A l'époque, je refusais toute manoeuvre pouvant permettre d'obtenir une place réservée. Etant Français, un groupe peu nombreux et
mal considéré à Buchenwald, je ne parlais pas allemand; j'étais inapte aux jeux d'influence, je n'appartenais à aucun réseau politique,
je n'étais ni syndicaliste ni communiste, je n'étais pas une personnalité digne d'occuper un jour un poste dans une quelconque liste
d'union patriotique. Je faisais partie de cette couche de population, la plus nombreuse, la plus désemparée, la plus battue, la plus
humiliée dans l'échelle concentrationnaire. Avec mes camarades d'infortune, nous aurions pu essayer de nous incorporer à tel ou tel
cercle de pouvoir. Une force de refus, instinctive, nous en préservait. Il est difficile de s'en glorifier. Quand, au bout d'un an
de déportation, je me suis trouvé au plus profond de la misère physique dans le tunnel de Langenstein où nous travaillions nuit et
jour avec la mort promise au bout, si on m'avait proposé à cet instant une planque contre une rétribution à l'administration du
camp, aurais-je alors accepté ? Il arrive un pallier dans la souffrance humaine où l'homme ne s'appartient plus.

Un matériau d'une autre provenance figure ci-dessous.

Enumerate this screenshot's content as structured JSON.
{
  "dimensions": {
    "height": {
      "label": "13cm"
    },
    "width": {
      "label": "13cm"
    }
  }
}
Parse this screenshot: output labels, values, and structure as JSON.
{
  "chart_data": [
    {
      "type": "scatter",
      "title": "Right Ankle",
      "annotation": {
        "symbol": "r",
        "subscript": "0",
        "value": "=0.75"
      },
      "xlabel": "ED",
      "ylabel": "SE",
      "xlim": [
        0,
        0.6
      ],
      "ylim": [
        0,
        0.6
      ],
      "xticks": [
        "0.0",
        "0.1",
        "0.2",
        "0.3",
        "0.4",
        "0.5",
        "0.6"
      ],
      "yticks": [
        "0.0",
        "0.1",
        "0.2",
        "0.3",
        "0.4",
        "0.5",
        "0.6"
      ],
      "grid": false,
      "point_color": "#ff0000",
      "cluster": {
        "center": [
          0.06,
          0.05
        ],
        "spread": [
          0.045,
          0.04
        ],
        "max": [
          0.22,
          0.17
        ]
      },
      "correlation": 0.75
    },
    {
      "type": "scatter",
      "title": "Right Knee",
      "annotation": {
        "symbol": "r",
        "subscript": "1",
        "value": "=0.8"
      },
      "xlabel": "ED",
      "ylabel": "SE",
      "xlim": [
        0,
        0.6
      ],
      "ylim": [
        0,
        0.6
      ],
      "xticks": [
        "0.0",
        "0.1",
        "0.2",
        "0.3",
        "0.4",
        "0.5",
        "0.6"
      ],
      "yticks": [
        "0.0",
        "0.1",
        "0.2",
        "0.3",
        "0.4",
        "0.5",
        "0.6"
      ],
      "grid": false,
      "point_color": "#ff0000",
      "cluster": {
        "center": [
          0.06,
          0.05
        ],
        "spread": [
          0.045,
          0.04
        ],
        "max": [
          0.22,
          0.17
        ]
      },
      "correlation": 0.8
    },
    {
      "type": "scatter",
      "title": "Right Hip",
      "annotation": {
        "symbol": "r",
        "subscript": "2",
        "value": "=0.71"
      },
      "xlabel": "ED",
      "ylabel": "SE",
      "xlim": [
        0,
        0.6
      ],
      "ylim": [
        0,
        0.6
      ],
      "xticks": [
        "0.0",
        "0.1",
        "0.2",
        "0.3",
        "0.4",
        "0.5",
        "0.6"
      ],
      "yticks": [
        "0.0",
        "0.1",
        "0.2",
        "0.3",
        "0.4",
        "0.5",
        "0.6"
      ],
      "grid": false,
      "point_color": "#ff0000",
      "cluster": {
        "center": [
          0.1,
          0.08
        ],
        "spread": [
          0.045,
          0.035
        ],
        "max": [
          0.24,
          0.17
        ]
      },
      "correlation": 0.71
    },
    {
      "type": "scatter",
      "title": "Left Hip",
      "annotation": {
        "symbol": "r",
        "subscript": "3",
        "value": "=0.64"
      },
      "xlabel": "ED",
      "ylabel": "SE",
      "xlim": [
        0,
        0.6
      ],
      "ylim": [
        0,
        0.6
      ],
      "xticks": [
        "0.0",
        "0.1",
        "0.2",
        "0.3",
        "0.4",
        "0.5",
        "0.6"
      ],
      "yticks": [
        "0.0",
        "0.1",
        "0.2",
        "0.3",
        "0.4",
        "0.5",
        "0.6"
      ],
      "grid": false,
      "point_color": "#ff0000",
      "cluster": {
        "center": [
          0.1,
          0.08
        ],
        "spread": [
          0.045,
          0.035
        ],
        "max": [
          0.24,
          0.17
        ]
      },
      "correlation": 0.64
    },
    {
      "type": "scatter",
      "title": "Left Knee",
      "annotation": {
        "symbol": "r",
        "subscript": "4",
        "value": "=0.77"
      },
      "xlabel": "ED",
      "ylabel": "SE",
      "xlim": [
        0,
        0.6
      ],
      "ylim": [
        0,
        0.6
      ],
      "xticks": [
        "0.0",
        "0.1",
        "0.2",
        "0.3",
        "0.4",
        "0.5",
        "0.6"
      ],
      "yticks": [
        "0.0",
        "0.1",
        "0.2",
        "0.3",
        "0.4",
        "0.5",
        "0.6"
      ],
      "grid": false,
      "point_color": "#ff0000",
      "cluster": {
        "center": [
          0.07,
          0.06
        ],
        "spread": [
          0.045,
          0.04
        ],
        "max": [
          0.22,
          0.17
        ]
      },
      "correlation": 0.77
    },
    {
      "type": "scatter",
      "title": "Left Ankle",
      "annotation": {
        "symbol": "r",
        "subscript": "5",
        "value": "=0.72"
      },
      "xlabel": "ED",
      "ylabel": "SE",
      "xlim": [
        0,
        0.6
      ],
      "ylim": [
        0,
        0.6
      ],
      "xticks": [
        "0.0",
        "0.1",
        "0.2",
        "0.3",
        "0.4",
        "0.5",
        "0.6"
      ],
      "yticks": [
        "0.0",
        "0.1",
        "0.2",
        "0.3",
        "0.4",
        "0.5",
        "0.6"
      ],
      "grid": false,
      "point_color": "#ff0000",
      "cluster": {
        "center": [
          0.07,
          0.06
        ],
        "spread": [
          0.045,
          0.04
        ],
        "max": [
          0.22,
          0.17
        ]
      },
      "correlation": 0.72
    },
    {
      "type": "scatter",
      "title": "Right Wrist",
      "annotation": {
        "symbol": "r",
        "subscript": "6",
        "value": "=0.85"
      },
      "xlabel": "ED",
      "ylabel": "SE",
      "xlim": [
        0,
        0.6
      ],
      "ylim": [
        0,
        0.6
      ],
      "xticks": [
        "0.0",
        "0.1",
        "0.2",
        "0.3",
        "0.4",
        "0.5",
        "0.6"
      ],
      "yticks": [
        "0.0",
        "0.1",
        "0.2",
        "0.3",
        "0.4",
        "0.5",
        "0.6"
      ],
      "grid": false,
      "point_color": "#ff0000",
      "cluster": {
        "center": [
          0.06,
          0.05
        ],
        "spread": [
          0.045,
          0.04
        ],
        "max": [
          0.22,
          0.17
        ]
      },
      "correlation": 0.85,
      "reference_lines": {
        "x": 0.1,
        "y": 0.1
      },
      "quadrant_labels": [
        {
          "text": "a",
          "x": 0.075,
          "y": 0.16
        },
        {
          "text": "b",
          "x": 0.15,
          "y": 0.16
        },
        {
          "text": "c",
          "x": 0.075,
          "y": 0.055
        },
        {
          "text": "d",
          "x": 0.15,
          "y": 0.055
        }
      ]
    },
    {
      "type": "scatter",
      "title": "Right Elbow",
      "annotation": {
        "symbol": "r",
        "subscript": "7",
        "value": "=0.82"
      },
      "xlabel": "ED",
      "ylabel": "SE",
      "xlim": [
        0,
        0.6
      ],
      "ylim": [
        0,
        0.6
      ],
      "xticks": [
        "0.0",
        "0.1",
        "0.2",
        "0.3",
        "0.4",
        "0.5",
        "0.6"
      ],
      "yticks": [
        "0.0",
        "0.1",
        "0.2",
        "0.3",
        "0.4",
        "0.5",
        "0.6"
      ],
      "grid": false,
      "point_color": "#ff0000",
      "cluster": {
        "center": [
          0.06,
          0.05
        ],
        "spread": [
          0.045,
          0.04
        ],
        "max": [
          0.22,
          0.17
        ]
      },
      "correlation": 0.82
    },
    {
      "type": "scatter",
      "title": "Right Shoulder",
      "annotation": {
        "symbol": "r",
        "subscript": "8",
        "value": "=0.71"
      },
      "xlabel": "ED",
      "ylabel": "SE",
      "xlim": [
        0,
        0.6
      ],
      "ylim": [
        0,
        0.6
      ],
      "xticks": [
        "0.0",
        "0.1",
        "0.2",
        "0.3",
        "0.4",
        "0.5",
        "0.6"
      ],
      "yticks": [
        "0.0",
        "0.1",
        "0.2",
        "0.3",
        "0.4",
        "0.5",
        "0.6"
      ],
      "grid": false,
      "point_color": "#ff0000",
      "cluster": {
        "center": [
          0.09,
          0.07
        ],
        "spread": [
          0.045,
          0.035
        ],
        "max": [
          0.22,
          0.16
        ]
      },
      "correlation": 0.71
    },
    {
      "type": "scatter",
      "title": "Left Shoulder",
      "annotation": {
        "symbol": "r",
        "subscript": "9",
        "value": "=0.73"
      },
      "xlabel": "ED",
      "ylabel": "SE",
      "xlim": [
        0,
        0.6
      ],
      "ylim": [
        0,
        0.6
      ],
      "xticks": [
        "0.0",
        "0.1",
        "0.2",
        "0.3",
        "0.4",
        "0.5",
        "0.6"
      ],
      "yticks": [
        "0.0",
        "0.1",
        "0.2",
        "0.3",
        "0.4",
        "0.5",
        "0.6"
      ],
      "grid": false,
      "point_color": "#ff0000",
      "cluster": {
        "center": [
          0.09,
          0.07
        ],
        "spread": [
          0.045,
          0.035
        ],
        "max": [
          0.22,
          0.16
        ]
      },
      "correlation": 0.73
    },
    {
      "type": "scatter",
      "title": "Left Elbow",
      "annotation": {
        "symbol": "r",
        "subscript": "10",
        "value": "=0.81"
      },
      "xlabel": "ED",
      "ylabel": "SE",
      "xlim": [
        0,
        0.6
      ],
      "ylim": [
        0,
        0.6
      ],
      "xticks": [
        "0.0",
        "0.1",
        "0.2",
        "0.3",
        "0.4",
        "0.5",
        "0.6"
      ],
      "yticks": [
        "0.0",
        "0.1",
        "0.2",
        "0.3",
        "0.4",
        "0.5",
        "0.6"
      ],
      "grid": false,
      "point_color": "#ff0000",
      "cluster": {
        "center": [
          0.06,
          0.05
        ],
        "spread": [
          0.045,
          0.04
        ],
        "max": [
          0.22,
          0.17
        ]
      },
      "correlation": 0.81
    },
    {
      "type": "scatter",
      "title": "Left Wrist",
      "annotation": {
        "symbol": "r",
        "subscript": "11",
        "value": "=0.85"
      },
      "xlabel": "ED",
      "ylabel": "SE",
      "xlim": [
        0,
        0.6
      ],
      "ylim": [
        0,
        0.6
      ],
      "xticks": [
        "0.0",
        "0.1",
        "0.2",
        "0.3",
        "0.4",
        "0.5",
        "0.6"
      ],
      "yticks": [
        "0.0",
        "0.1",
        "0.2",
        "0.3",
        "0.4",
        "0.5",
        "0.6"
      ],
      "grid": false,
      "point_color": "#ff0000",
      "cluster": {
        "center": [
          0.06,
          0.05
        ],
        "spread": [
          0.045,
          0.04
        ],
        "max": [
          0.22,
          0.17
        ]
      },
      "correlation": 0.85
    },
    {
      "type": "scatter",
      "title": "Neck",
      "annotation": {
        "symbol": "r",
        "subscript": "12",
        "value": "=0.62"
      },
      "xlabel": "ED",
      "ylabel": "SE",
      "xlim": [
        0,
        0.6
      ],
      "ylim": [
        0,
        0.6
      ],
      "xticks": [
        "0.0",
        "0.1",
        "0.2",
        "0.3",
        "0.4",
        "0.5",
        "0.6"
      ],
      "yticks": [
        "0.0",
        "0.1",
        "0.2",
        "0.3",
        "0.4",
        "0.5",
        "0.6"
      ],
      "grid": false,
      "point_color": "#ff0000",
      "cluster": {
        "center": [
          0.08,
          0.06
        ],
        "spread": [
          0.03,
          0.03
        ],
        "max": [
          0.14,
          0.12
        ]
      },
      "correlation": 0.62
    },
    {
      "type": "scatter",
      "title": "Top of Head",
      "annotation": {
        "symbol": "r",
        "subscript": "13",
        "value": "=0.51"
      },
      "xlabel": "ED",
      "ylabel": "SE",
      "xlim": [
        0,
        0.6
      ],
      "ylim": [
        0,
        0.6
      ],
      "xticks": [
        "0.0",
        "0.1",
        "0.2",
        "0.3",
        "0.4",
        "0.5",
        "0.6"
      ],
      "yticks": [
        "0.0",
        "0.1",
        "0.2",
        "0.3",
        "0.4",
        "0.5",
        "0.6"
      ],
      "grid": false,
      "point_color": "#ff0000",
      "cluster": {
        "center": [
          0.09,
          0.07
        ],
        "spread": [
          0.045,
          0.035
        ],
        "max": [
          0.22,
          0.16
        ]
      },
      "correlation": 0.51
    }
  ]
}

Un officier de
renseignement anglais avait l'habitude de dire à ses subalternes susceptibles d'être arrêtés: "Un gentleman ne parle pas." C'est
une phrase qu'on refuse de prononcer après avoir connu un certain seuil de souffrances. Avec le temps, je suis pourtant heureux
d'avoir pu traverser cette période sans collaborer avec les nazis.